No one wants to “get old.” But who wants to “be young?”
I am glad I grew up in a world with land lines. The beauty of being housebound when communicating by telephone, having to grip a solid ergonomically designed handle that cradled comfortably in your neck as you yakked away with your best friend while lounging on the bed. This was circa 1970 and a huge part of my “being young” which I would never trade. The clammy interface of a smart phone that places us “on-call” 24/7 is what the youth of today will rue when they hit the right side of 50. How sterile.
Growing up without Instagram, Pinterest, Twitter, Facebook, Reddit, etc. What a blessing. Not that there wasn’t pressure to be heard and seen among your peers, (which is basically what drives social media), but the small (and familiar) community of high school dictated the universe that counted, not the entire (and anonymous) digital world.
Airplanes with two-tier pricing. There was first class, where the seats were a little bigger and the meals a little better; and there was second class with decent leg room and decent meals. Food, beverage, and baggage were all included in the price of the ticket. To step foot in an airport today means that you have already navigated a multiplex pricing/seating/eating system of additional fees and perhaps torn your hair out in the process.
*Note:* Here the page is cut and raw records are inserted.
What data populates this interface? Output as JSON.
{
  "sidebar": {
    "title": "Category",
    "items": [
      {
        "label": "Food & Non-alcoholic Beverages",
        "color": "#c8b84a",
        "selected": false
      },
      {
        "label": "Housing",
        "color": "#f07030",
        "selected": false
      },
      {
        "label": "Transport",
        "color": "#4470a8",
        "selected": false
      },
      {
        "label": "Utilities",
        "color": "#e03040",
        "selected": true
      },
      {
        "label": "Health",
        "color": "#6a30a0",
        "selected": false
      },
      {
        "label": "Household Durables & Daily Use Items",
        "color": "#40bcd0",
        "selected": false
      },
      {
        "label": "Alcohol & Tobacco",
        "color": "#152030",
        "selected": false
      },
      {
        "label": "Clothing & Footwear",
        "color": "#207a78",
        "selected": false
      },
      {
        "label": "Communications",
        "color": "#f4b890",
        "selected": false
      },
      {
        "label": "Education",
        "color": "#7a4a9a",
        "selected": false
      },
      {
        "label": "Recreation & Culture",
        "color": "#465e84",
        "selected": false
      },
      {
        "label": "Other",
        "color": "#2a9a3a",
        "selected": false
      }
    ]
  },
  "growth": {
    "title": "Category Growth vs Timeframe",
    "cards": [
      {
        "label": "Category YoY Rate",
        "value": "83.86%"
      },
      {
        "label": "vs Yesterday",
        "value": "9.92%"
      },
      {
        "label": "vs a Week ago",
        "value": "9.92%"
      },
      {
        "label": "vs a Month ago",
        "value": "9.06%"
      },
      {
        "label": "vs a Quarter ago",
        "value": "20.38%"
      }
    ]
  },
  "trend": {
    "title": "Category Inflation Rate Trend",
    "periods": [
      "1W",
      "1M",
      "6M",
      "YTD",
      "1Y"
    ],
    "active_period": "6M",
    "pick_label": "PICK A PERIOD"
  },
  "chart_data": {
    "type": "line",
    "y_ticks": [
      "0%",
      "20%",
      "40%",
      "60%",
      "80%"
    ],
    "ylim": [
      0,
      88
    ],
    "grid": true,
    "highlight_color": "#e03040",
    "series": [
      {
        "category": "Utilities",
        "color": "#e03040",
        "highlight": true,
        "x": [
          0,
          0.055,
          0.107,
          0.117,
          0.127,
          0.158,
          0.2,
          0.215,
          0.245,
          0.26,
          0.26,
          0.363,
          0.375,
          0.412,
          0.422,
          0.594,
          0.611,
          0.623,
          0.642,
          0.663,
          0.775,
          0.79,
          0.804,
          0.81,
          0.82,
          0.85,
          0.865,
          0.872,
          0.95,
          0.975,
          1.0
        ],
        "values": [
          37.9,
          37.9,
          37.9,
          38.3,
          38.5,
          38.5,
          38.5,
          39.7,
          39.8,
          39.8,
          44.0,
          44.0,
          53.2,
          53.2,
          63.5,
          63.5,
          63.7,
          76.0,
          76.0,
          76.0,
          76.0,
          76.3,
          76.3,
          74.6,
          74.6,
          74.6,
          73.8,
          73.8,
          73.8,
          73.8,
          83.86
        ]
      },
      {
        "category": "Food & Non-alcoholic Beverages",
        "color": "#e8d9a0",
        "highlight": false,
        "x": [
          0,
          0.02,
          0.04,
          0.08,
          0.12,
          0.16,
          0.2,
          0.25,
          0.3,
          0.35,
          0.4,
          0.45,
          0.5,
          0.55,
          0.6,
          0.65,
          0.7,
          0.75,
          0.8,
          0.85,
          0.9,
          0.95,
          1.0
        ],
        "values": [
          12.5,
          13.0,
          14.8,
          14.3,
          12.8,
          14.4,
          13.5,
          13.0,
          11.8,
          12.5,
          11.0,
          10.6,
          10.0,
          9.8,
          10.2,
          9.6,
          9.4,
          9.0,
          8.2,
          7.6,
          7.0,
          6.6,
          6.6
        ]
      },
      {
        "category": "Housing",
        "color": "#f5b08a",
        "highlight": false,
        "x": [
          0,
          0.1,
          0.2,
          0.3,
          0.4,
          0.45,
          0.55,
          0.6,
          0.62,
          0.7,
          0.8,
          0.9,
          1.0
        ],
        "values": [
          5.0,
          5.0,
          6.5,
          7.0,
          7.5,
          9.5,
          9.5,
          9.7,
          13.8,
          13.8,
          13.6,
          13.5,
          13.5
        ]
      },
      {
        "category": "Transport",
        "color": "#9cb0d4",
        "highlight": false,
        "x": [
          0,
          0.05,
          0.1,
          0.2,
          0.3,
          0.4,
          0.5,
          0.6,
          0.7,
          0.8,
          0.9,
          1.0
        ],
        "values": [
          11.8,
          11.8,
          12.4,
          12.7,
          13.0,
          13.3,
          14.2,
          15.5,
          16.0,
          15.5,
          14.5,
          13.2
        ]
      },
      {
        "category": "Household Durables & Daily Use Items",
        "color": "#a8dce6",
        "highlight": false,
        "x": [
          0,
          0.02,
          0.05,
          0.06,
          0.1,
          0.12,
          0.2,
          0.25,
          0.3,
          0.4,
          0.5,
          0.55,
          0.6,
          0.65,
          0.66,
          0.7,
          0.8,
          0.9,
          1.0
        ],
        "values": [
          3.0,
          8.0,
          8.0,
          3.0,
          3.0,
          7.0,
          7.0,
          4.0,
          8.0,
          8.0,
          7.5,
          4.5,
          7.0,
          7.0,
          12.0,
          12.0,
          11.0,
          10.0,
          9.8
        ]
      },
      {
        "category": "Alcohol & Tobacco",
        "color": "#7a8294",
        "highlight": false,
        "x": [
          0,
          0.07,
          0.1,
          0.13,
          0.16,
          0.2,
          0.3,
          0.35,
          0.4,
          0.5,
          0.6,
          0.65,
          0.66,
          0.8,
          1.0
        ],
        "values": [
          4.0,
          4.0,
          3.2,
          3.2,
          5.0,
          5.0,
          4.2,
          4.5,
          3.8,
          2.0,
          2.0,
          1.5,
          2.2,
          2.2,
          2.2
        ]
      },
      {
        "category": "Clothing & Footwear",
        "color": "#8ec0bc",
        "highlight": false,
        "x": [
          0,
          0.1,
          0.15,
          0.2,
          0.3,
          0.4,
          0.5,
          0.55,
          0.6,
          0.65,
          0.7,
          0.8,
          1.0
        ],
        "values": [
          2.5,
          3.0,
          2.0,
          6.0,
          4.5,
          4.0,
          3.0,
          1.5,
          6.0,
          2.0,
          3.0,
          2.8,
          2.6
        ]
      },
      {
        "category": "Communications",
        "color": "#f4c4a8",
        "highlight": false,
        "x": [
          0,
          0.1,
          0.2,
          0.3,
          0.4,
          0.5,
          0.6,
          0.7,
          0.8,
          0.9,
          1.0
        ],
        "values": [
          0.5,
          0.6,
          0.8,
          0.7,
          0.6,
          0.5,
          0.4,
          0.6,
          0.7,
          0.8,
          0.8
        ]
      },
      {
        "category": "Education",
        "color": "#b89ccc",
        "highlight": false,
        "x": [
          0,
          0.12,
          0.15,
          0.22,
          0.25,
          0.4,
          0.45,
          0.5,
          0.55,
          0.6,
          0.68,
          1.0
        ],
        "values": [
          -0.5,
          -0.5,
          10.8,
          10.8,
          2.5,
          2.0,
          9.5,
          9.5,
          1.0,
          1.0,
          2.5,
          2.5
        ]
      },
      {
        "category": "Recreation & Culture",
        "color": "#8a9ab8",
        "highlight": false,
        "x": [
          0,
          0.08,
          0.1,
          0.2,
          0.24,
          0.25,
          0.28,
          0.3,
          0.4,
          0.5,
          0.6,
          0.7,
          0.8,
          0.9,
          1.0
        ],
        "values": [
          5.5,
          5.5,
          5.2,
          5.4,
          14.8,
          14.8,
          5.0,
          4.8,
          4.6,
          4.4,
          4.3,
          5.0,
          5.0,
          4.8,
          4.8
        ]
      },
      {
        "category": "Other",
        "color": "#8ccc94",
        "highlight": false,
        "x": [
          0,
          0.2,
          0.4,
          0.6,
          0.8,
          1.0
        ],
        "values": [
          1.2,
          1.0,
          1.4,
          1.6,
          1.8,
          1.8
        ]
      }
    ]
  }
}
Movies with giant screens, velvet chairs, no commercials and a preview or two. This latest gimmick I read about to encourage the smart-phone generation to come to the movies makes me so happy I have left the left side of 29 behind:
Having tried 3-D films, earsplitting sound systems and even alcohol sales in pursuit of younger moviegoers, some theater chains are now installing undulating seats, scent machines and 270-degree screens.
For an $8 premium, a Regal theater here even sprays patrons with water and pumps scents (burning rubber, gun powder) into the auditorium. Can’t cope with two hours away from your smartphone? One theater company has found success with instant on-screen messaging — the texted comments pop up next to the action.being slathered in movie theatre perfume and being an unwitting audience to the text messages of strangers just sounds beyond uninviting. theme park experience when I want to see a movie.
Being slathered in perfume and unwittingly subjected to the text messages of strangers strikes me as a modern day scenario of Sartre’s vision of hell in the play No Exit.
So while I do not like the changes I perceive on the exterior of my body or the aches I feel in the interior of my body, I draw infinite pleasure in remembering the way it was.